First is Kevin Tway, who might be ready to recapture the form which saw him win the first event of the season now that his long-awaited Masters debut is in the bag.
Tway fared well at Augusta, popping up on the leaderboard on the first day and comfortably making the cut, and since then a share of 13th in the Zurich Classic of New Orleans alongside Kelly Kraft offers further encouragement.
In 13 starts in Texas he's been third at TPC San Antonio, fifth at Colonial and ninth here last year, which was his first top-10 finish in almost exactly a year.
It's true that his form this time doesn't read all that much better, but he's going to find this far more suitable than the likes of Sawgrass, PGA National and Innisbrook, and it's significant that he's fared best at the more big-hitter-friendly courses he's played since that California win.
As mentioned, Trinity Forest can be taken apart any number of ways, but having licence to go about the job with his customary big-hitting can make all the difference for a player who is edging back towards his best.
Finally, Trey Mullinax came closest to his breakthrough win in last year's Texas Open and could well go one better here.
Top-10 finishes in Florida, Texas and Tennessee since ninth place behind Koepka at Erin Hills suggest the Alabama man is most likely to knock the door down in the south east - and so does his Web.com Tour win in North Carolina.

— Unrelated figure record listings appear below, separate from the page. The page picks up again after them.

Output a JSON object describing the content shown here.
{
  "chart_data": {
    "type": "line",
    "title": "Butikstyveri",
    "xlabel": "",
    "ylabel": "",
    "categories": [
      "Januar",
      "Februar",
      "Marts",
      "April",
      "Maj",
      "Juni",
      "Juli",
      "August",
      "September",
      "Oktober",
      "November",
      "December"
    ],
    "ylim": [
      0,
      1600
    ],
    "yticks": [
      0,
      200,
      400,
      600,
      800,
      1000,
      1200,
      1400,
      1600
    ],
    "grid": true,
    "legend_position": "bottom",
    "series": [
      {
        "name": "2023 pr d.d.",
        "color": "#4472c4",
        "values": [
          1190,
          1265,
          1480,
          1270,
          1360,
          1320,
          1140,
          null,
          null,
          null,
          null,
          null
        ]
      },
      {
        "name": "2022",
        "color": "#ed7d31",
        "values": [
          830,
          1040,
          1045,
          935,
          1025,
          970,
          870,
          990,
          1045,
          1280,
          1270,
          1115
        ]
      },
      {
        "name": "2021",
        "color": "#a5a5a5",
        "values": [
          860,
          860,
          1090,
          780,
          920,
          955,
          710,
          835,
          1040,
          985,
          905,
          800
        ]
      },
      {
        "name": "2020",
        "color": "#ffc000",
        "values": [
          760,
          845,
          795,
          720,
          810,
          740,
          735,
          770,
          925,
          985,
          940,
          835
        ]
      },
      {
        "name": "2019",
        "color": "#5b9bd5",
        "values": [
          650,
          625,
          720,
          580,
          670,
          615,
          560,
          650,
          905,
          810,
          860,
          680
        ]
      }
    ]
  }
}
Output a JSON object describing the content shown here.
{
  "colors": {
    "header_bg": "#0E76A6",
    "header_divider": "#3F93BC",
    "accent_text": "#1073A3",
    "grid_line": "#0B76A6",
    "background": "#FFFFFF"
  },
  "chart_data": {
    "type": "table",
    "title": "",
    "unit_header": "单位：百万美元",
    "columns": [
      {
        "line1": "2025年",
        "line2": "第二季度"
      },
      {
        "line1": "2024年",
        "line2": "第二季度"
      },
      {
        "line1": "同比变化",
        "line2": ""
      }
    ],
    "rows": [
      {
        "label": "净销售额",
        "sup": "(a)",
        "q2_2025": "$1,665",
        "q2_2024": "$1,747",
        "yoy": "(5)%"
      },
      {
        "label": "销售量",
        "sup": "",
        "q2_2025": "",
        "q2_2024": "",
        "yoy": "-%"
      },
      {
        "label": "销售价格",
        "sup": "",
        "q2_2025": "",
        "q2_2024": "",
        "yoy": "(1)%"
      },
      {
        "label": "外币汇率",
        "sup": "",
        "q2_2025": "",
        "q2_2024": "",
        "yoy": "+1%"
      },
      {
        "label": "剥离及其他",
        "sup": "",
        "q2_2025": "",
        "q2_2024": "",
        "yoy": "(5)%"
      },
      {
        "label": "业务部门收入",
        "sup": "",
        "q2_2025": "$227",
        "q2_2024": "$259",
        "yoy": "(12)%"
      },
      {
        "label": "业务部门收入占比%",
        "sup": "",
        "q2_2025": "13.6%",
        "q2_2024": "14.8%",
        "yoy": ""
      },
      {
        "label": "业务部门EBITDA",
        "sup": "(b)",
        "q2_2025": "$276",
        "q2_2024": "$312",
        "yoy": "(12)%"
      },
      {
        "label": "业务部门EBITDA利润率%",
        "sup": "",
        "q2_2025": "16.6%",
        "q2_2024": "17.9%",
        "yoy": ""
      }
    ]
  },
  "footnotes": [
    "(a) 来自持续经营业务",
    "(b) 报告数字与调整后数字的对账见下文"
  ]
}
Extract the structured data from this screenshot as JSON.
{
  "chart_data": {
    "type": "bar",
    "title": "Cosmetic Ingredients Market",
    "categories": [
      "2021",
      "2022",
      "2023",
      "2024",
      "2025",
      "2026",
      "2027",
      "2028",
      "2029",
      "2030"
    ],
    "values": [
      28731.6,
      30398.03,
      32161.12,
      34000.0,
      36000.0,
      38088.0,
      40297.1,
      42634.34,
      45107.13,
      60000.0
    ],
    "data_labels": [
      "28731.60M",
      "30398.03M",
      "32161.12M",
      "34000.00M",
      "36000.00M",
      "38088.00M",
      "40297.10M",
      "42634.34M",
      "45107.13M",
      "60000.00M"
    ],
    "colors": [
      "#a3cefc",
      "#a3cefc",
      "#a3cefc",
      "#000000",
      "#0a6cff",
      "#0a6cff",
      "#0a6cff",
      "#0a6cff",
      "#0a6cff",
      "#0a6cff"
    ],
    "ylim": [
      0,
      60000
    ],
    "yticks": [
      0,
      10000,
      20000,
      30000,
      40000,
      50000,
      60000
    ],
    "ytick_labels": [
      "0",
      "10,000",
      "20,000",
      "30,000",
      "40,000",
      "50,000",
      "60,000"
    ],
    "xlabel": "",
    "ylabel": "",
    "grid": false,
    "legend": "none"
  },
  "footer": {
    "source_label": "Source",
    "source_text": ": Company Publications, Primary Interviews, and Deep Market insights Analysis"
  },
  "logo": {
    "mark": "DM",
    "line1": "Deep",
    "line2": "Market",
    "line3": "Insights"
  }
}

Last week's mid-pack finish in the Wells Fargo doesn't tell the full story as his iron play was world-class, and that's a continuation of the promise he'd shown at Harbour Town where those tight corridors undermine his explosive power.
Here at Trinity Forest, where most will hit a lot of greens, it may well be the case again that the player who consistently hits the ball close ends up on top and Mullinax looks an ideal candidate at a big price.